Misket

Hülya Ekşigil*

Çocukken başlamış olmalı, kavgayı sadece ateşi harlayarak kazanacağına inanmak. Paylaşamadığın misketleri birleştirip beraber oynamak yerine, dövüşüp hepsini arkadaşının elinden almak. Ve bir kere bunu becerebildiğini gördükten sonra, mahalledeki tüm çocukların misketlerine istediğin zaman el koymak. Yıllar geçip misketlerin yerini ideolojik davalar aldığında da değişen bir şey olmuyor. Hamur baştan nasıl karıldıysa, öyle.

Mutlak iktidar bir kez ele geçirildiyse, artık kimseyle paylaşılmıyor. Ama konu paylaşmak bile değil. Bir başkasının da ‘istemesi’, hak iddia etmesi, hatta şikayet etmesi yetiyor. Anlamak, uzlaşmak değil, dövüşmek için programlı bu bünyenin düzenine sokulan her çomak, ‘hak ettiği’ cevabı alıyor derhal. İşsiz kalıyor, yaftalanıyor, vergi cezalarına boğuluyor, hapislerde çürüyor. Canan Kaftancıoğlu ve Osman Kavala gibi figürlerin yargılanabilmesi, hapis yatabilmesi hiçbir ‘demokratik’ rejimde açıklanamaz. Akıldan bile geçirilemez. Hiçbir yönetimin ‘yüzü’, bu insanlara dava açmaya tutmaz, tutamaz. Meğer ki o ‘yüz’ çoktan silinip gitmiş olmasın. Emir kullarını kulluklarıyla başbaşa bırakıp, emrin geldiği o yüksek tepelere baktığımızda gördüğümüz aslında sağa sola beyhude yumruk tekme sallayıp kan-ter içinde kalan acınası biri.

Çünkü sadece bunu biliyor. Uzlaşma diline, anlama yetisine, kendininkinden başka bir dünya tahayyülüne sımsıkı kapalı bir aklın esiri. Tehditleri ancak daha büyük tehditlerle bastırabileceğine, aykırı her sesi demir parmaklıkların arkasında boğabileceğine, baş kaldırana ‘derdin ne?’ demek yerine o başı ezmesi gerektiğine iman etmiş bir kere. Tek bir çatlak ses istemiyor.
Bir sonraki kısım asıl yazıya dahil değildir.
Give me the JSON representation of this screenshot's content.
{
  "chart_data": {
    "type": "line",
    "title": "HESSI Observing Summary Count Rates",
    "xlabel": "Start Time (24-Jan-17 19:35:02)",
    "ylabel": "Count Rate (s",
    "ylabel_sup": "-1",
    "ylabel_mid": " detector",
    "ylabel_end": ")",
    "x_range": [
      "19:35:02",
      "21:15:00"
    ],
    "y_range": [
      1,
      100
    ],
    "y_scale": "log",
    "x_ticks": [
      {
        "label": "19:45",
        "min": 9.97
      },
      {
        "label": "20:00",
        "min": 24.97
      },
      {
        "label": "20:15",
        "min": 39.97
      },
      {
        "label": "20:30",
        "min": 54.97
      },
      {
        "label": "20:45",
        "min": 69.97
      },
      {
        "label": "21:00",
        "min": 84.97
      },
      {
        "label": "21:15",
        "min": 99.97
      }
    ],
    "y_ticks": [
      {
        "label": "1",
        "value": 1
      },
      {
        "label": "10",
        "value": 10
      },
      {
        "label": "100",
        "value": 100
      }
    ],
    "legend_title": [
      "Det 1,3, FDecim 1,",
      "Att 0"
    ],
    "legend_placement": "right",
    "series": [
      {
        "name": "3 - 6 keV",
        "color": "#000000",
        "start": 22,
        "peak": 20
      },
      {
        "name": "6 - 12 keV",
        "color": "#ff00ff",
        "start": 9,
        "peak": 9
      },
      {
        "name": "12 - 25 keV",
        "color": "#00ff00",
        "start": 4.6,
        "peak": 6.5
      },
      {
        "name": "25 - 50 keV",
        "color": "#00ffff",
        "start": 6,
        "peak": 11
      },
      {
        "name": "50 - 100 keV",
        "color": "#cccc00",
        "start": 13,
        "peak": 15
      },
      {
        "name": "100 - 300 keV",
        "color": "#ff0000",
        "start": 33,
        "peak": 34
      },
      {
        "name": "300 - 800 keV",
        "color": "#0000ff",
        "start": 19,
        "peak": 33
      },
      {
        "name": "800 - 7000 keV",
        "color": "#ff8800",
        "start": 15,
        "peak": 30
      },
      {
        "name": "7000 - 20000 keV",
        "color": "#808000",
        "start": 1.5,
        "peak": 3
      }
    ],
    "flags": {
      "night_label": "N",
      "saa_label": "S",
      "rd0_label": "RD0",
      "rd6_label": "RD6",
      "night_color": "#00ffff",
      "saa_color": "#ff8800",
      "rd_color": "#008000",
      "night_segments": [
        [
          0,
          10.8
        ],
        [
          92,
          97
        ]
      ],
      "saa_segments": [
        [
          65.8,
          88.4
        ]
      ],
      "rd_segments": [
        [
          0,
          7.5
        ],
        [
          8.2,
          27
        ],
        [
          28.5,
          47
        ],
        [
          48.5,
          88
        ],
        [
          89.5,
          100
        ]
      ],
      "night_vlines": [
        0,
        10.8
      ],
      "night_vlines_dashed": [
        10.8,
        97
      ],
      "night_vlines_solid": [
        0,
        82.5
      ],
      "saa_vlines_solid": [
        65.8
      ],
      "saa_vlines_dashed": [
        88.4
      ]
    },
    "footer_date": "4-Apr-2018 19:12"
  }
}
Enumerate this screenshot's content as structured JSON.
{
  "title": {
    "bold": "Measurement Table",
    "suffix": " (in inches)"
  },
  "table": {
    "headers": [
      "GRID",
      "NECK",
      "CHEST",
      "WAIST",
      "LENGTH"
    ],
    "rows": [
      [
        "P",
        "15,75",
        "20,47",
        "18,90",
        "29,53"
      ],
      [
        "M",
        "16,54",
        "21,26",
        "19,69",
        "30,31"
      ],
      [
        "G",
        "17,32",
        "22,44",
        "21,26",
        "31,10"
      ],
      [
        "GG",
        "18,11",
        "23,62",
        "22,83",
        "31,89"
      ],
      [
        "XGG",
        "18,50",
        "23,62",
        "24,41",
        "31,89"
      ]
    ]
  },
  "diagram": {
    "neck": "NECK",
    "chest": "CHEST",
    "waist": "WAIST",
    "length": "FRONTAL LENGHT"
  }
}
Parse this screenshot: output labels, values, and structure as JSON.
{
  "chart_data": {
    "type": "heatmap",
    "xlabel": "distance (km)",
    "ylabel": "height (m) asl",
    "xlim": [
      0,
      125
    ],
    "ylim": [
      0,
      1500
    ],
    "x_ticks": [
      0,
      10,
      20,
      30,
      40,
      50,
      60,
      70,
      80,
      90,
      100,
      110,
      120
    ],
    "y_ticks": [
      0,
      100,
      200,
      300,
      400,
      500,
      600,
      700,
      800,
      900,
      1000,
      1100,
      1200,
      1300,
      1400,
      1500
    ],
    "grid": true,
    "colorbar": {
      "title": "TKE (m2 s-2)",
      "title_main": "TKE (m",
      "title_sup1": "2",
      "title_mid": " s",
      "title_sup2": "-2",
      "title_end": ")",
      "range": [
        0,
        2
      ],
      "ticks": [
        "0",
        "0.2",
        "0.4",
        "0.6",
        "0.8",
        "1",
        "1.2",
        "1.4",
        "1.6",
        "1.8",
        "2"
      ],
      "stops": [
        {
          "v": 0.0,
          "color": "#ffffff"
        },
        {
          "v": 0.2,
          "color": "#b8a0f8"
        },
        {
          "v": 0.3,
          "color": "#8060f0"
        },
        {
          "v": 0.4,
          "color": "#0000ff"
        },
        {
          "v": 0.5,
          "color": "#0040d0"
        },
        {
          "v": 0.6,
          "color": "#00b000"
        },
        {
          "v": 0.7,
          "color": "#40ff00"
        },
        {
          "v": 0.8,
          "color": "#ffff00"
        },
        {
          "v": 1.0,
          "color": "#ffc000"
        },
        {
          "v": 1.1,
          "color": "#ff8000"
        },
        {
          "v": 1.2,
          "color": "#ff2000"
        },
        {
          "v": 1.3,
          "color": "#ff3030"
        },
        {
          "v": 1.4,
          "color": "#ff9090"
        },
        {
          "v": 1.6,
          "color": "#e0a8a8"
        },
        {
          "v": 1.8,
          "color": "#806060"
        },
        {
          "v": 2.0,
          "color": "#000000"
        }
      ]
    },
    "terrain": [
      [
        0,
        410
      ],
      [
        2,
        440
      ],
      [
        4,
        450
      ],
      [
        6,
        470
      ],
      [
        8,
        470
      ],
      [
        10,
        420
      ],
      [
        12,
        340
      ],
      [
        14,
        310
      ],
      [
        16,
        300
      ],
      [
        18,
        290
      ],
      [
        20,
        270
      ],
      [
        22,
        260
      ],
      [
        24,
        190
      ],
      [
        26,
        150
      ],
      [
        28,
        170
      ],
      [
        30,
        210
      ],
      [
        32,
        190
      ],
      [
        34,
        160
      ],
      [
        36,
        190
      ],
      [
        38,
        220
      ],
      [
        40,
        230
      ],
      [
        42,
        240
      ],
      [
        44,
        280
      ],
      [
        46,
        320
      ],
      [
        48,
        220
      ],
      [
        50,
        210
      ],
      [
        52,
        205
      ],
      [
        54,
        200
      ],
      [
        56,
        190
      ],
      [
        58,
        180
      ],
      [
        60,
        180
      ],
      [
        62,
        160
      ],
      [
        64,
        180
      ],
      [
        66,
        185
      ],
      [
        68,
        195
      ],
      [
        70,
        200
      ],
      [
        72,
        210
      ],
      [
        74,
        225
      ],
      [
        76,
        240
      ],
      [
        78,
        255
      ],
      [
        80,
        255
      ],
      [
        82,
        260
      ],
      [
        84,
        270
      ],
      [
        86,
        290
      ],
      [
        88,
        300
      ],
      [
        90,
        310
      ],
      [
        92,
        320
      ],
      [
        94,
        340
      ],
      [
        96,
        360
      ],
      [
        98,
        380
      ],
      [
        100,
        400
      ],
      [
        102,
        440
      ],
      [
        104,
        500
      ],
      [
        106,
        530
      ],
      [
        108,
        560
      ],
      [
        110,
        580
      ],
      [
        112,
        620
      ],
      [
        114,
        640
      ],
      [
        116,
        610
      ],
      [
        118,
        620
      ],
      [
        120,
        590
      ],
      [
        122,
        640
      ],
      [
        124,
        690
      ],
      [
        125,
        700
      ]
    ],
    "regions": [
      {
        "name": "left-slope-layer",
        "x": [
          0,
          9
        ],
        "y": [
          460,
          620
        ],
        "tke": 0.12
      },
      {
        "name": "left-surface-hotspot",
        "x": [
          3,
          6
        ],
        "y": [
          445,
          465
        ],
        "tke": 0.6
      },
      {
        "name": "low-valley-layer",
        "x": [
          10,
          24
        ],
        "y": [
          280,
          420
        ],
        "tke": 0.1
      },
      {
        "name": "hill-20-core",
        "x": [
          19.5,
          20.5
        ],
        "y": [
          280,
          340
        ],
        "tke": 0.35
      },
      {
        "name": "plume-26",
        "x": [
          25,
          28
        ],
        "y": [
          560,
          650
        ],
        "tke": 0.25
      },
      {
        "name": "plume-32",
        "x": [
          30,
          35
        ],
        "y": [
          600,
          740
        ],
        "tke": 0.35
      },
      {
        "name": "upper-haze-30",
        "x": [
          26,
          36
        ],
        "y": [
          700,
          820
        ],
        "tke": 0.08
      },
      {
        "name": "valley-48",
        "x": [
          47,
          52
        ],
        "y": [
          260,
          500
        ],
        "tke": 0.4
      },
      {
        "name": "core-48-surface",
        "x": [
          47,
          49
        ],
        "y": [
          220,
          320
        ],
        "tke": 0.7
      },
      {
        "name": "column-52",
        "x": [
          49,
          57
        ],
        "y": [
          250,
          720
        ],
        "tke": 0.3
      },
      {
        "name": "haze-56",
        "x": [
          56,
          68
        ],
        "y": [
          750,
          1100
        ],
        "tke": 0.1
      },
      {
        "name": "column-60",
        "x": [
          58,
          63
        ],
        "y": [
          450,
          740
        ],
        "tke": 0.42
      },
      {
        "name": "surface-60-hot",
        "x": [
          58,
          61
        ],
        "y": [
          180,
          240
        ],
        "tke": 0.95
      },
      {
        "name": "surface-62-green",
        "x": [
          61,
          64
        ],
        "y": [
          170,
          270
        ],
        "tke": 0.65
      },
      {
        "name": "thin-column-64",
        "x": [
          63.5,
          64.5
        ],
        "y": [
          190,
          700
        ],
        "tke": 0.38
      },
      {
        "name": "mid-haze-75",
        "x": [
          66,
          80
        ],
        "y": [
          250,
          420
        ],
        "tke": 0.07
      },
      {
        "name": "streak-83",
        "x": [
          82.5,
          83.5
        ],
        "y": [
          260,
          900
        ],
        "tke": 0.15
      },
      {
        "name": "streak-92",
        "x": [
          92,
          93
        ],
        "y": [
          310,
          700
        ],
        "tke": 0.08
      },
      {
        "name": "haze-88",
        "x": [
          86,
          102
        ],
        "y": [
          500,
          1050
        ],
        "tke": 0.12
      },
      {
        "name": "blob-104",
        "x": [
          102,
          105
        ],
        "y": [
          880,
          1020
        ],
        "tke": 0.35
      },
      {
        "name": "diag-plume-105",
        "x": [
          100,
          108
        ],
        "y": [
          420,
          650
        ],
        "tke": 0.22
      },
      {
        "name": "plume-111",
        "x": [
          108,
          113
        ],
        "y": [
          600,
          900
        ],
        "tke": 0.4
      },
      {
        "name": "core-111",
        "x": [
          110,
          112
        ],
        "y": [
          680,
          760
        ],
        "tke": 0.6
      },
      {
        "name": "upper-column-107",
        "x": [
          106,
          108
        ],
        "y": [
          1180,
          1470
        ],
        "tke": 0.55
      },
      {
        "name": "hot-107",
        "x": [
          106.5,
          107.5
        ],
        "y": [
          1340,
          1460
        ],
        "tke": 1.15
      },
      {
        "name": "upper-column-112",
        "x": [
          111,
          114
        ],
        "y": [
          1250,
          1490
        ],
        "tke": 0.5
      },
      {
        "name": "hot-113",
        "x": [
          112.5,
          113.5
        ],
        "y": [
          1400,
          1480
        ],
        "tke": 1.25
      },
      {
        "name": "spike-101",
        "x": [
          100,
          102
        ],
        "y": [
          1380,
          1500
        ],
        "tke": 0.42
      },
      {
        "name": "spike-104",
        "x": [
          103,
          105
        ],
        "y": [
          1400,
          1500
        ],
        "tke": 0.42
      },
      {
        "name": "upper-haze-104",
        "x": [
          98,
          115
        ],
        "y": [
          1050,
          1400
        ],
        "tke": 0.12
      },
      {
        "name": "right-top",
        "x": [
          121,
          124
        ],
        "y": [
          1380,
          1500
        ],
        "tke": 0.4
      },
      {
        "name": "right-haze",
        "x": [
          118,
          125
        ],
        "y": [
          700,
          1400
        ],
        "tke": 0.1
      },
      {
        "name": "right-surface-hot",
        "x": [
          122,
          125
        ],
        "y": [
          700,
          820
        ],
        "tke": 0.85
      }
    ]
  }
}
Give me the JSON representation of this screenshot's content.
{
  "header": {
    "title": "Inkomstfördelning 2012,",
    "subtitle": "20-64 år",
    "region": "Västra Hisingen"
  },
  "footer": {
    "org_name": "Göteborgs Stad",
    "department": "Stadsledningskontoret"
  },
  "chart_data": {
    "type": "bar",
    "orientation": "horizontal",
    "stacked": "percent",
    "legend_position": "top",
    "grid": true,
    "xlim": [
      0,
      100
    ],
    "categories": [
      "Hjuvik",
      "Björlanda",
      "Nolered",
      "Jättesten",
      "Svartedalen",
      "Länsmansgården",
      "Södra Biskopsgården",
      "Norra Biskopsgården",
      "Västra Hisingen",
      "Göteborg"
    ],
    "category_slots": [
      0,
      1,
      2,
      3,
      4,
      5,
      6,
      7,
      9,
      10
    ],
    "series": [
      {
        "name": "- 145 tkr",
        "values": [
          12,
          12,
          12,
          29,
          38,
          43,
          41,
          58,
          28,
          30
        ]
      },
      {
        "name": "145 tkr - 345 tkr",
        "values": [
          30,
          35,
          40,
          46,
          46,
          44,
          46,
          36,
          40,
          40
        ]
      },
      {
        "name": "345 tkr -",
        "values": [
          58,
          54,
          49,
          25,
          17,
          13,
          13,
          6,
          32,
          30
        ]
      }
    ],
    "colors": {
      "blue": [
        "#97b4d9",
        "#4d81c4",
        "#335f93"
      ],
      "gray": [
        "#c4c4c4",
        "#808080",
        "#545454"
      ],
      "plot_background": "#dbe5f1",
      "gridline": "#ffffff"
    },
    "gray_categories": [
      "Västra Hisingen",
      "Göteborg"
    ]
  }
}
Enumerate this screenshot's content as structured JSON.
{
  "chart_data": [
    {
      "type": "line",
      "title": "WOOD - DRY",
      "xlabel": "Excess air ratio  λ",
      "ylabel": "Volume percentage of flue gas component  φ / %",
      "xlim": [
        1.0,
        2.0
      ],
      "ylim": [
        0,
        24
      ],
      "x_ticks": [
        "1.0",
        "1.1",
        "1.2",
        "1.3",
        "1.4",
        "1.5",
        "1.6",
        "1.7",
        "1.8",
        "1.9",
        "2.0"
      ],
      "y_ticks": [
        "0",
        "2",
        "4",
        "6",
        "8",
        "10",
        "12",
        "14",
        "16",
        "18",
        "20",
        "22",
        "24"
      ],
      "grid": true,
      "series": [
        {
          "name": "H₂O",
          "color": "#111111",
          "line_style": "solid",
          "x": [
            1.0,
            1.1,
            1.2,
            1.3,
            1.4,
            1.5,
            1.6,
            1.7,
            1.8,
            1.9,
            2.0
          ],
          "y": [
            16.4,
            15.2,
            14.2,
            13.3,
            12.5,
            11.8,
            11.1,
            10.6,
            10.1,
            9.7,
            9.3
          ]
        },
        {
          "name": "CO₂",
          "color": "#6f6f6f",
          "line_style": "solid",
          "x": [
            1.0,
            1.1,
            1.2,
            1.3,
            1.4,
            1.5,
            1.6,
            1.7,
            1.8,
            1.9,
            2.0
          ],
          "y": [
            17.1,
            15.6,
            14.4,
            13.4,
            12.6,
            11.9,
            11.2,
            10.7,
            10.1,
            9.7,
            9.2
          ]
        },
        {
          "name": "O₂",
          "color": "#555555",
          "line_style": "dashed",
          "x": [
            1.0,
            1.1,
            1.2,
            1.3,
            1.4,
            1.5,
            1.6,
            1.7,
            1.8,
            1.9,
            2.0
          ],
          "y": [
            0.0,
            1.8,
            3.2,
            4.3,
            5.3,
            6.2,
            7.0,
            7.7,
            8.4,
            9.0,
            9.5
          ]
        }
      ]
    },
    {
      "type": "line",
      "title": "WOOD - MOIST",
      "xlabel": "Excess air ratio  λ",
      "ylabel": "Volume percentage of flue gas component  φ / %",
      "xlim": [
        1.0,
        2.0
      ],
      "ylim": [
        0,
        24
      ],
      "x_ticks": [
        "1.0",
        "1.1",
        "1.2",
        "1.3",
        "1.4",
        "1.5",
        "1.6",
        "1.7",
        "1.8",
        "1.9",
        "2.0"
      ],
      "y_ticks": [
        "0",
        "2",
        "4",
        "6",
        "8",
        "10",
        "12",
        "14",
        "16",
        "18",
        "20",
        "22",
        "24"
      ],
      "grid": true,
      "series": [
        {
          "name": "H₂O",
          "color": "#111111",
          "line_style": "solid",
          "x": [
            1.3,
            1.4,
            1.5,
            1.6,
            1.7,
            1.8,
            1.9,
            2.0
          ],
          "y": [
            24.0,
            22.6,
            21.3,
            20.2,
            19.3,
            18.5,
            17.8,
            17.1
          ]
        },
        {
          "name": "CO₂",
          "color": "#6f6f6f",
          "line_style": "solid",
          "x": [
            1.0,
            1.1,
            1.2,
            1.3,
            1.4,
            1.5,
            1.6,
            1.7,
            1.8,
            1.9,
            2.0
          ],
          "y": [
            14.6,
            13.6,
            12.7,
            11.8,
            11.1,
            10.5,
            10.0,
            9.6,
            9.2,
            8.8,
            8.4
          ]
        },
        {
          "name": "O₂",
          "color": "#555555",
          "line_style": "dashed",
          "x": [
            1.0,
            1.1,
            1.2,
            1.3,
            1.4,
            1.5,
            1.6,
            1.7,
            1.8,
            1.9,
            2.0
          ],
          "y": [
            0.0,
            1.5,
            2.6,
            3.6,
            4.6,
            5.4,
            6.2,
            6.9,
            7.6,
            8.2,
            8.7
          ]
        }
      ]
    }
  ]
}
Çünkü o sese verecek bir cevabı yok. Hitabeti kuvvetli ama, ‘konuşmayı’ bilmiyor. Karşısındakiyle anlaşmak adına yapabileceği en fazla ‘ikna etmeye’ çalışmak. O da olmazsa, ‘elinden bir şey gelmiyor’. O durumda kendine ters düşeni -ki bu ‘tehlike’ ile eşanlamlı sayılır-  böcek gibi ezmek, ezemezse de korkutup oyun sahnesinin dışına düşürmekten başka ‘seçeneği kalmıyor’. Sadece bunu biliyor. Bu acıklı mı acıklı tablo bir insanın dramı olmaktan çıkıp bir ülkenin dramına dönüşmeseydi eğer, içimizi sızlatabilirdi belki. Ama oraları çoktan geçtik. Anlaşmaya zaten niyeti olmadığını öne sürmek de mümkün. Ama artık istese de yapamaz. O da o noktayı çoktan geçti.

On yıldan fazla oldu gerçek bir gazetecinin karşısına çıkıp da gerçek bir soruyu cevaplamayalı. Biriktirdiği bagaj o kadar yüklü ki, kapağını aralarsa içinden çıkacakları göze alması imkansız. O zaman ortalıkta başkasına ait tek bir misket bırakmamaktan başka çare kalmıyor. Çektiğimiz bunca acı ve sıkıntı bir çocuğun küçükken iyi eğitilememiş olmasının, elindekileri ‘kavgayla alıp kavgayla korumak’ dışında bir yol öğrenememiş olmasının bedeli aslında. Konuşmak da anlaşmak da çocukken, misketleri paylaşırken, ya öğreniliyor ya da öğrenilemiyor.